Carson, Calif. — Although HBO has decided to put boxing in its past, the network is leaving the sport by showcasing a possible vision of its future.
Cecilia Braekhus was in the first women's boxing match on HBO, and the dominant Norwegian champion will be in the main event of HBO's final boxing show Saturday night when she defends her welterweight titles against Aleksandra Magdziak-Lopes.
On the undercard, two-time Olympic gold medalist Claressa Shields of Flint defends her middleweight belts against Femke Hermans.
Any discussion of the world's top female fighters must include Braekhus (34-0, 9 KOs) and Shields (7-0, 2 KOs). With women's boxing on a distinct rise over the past two years, HBO is closing out its 45-year history as a driving force in boxing with a showcase for two fighters atop the sport's next wave.
"It's an honor to be in this position right now," Braekhus said. "It's truly a validation for the great year it's been for women's boxing all over the world, and how strong the future is. We have come a long way in the sport, and I believe there are even more opportunities to come our way."
Super flyweight Juan Francisco Estrada also fights Victor Mendez in a matchup of childhood acquaintances from Sonora, Mexico, but this show is being carried by women — including Australian atomweight champ Louisa Hawton, who fights Lorraine Villalobos on the undercard at the famed outdoor arena at StubHub Center south of downtown Los Angeles.
Several champions of women's combat sports also will be watching at ringside, including former superstar Laila Ali, UFC featherweight champ Cris "Cyborg" Justino and current boxing champs Christina Hammer and Jenna Mrdjenovich.
The mere idea of an HBO boxing show dominated by women's champions would have been improbable just two years ago. Of course, so would the idea of a boxing world without HBO, a dominant financial force behind many of the world's biggest bouts for nearly a half-century.
After Shields' dominant run to a second straight gold medal at the Rio Olympics, U.S. boxing purveyors finally began to grasp the fact that women's boxing was a fertile area for growth if they were willing to invest time and money. So Shields turned pro and became a rising personality in the sport, while the 37-year-old Braekhus teamed up with promoter Tom Loeffler to raise her international profile after fighting in relative obscurity in northern Europe for a decade.
While Shields would love to fight Braekhus someday, she also respects the veteran ex-kickboxer.
"I'm happy to appear on this card with her and proud that she is in the main event," Shields said. "It truly gives me something to strive for, to someday headline a big show like this.

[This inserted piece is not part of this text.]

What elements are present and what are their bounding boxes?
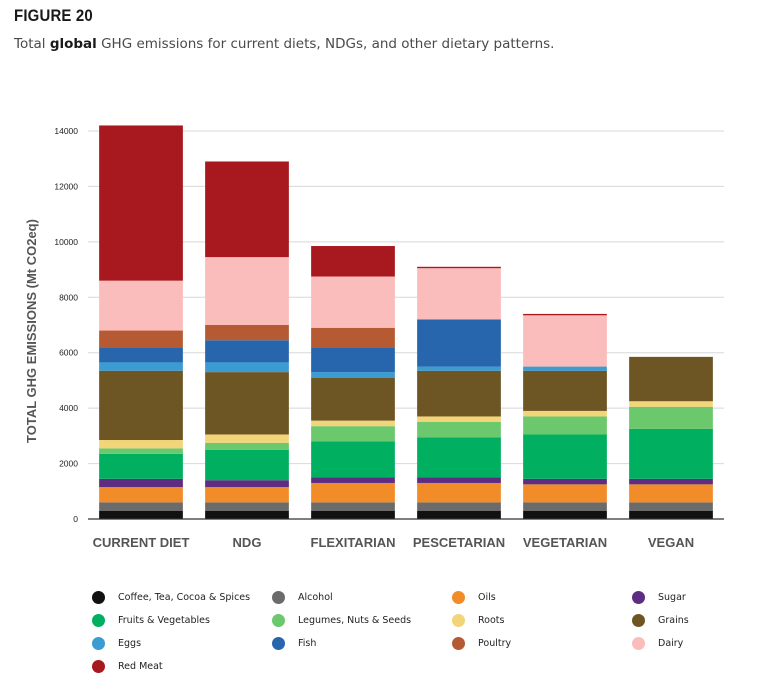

Cecilia has worked very hard for many years and has deserved everything she's gotten."
Braekhus and Shields are favored in their bouts, but both are hoping to put on a show worthy of this milestone in the sport's evolution.
The event should be bittersweet for many boxing fans accustomed to HBO's presence in the sport. Longtime HBO commentator Jim Lampley will sign off from the network for which he has worked since 1988 along with Max Kellerman and Roy Jones Jr.
HBO elected to get out of the sport after being unable or unwilling to compete with a wave of interest in televised boxing. While Showtime has retained its prominence in the sport, ESPN has dramatically increased its boxing content in recent months, and new streaming service DAZN is aggressively pursuing promoters and fighters, including former HBO star Canelo Alvarez.
But for one last night, HBO will showcase rising talent on its distinct platform.
"This has been a great year for women's boxing," said Hermans, Shields' Belgian challenger. "The future is very bright."